Dance at Lughnasa

The Department of Theatre and Dance presented their third play of the semester, “Dancing at Lughnasa.”

The Irish memory play was performed last week from March 1-4 in the Showcase Theatre inside the University Theatre Center.

“Dancing at Lughnasa” was written by Michael Friel in 1981. Friel was born in Ireland in 1929; he grew up Catholic and studied to become a priest. He then changed his mind and began to work as teacher. He started writing short stories and radio plays and he eventually wrote his first play, “Philadelphia Here I Come” in 1964.

The Sam Houston State University performance of “Dancing at Lughnasa” was directed by senior theatre major Aggie Hirsh.

Hirsh said, “I chose this piece because I’ve had a prior experience with it plus it is a female dominate script and we have a female heavy department. I felt like it could showcase the some of the female talent we have here at Sam.”

Her cast included: Jack Ivy as Michael, Amy Burn as Rose, Katie Stefaniah as Maggie, Danielle Lucy as Chris, Laura Dougharty as Agnes, Alissa Plameri as Kate, Jason Cochran as Gerry and Brian Hillsten as Jack.

Friel’s play is based around the narrator, an Irish man named Michael, and his memories of his family.

Ivy said, “Narrating the play was a challenge. You don’t get to interact with the other characters; it’s a completely different task.”

Michael’s memories consist of his mother, four aunts, uncle and on again off again father.

All five of the unmarried Mundy sisters show off their very distinctive personalities, which at times clash. Maggie and her free spirit sometimes get on the nerves of her straight laced and religious sister Kate. The comic relief of the evening came from the spastic and awkward Aunt Rose.

All of the sisters want to attend the Harvest Dance at the Festival of Lughnasa except for Kate, who claims the dance to be a pagan ritual. Kate is also troubled by her brother Jack’s new behavior, which he acquired in his stay in Kenya. Jack speaks of ceremonies and sacrifices that he and the Kenya natives used to perform and this tortures Kate.

Michael’s mother Chris has drama of her own as Michael’s father Gerry shows up out of the blue. By of the end of Michael’s last monologue, Agnes and Rose have run off and Jack has died of a heart attack.

Hirsh said, “You can pick your friends, you can pick your nose but you can’t your family. A family should be there for each other through the good and the bad.”
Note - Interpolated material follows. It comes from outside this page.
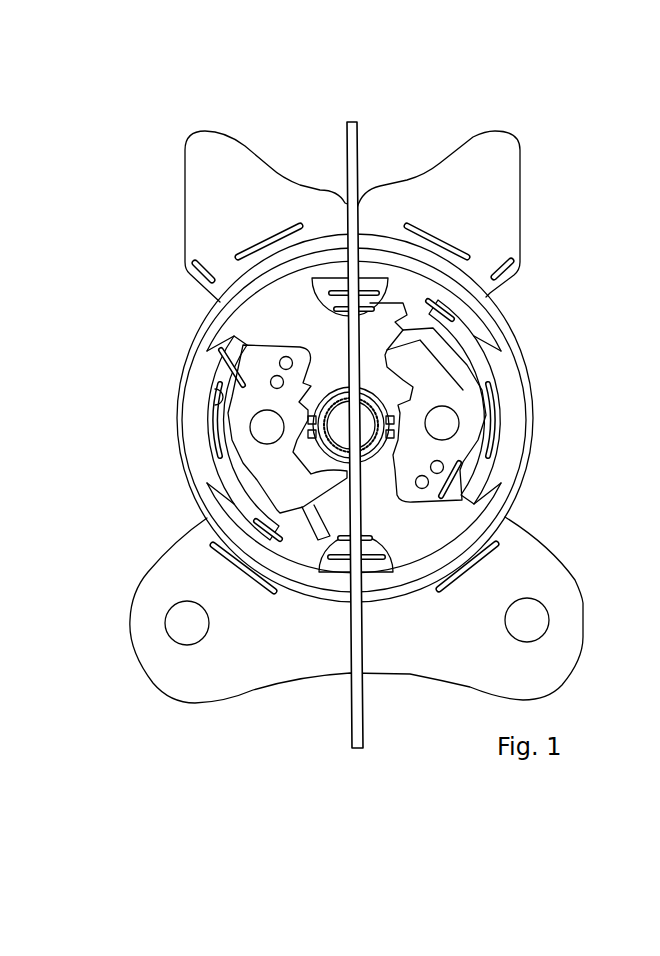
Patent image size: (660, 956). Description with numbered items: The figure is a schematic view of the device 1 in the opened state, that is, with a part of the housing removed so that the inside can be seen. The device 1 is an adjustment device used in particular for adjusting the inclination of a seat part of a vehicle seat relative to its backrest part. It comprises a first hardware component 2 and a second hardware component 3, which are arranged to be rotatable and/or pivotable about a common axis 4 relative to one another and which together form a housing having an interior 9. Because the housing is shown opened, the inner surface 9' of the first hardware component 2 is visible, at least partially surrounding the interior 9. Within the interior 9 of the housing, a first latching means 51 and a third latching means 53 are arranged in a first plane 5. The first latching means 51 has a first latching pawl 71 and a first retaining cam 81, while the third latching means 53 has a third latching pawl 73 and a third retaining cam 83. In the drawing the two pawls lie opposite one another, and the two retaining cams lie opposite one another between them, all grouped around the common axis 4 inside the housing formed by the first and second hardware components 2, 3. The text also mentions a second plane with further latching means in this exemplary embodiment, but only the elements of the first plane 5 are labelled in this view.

The piece is set in Ireland in 1936; therefore the cast had to speak in an Irish accent.

Hirsh said,” It was difficult at first but the actors are trained to pick up accents quickly.”

Theatre major Hillsten said, “I liked it; it was fun. Once everyone got around each other speaking in the accent, it was easy to pick up.”

The performance also incorporated some upbeat Irish dancing. The sisters gather in a tight circle and stomped around stage in a true Irish manner.

“[The dancing] made us realize just how out of shape we were,” said Dougharty.

The next SHSU Theatre performance will be “Jesus Christ Super Star,” by Tim Rice, music by Andrew Lloyd Webber. It will be on the Mainstage Theatre from April 5-8.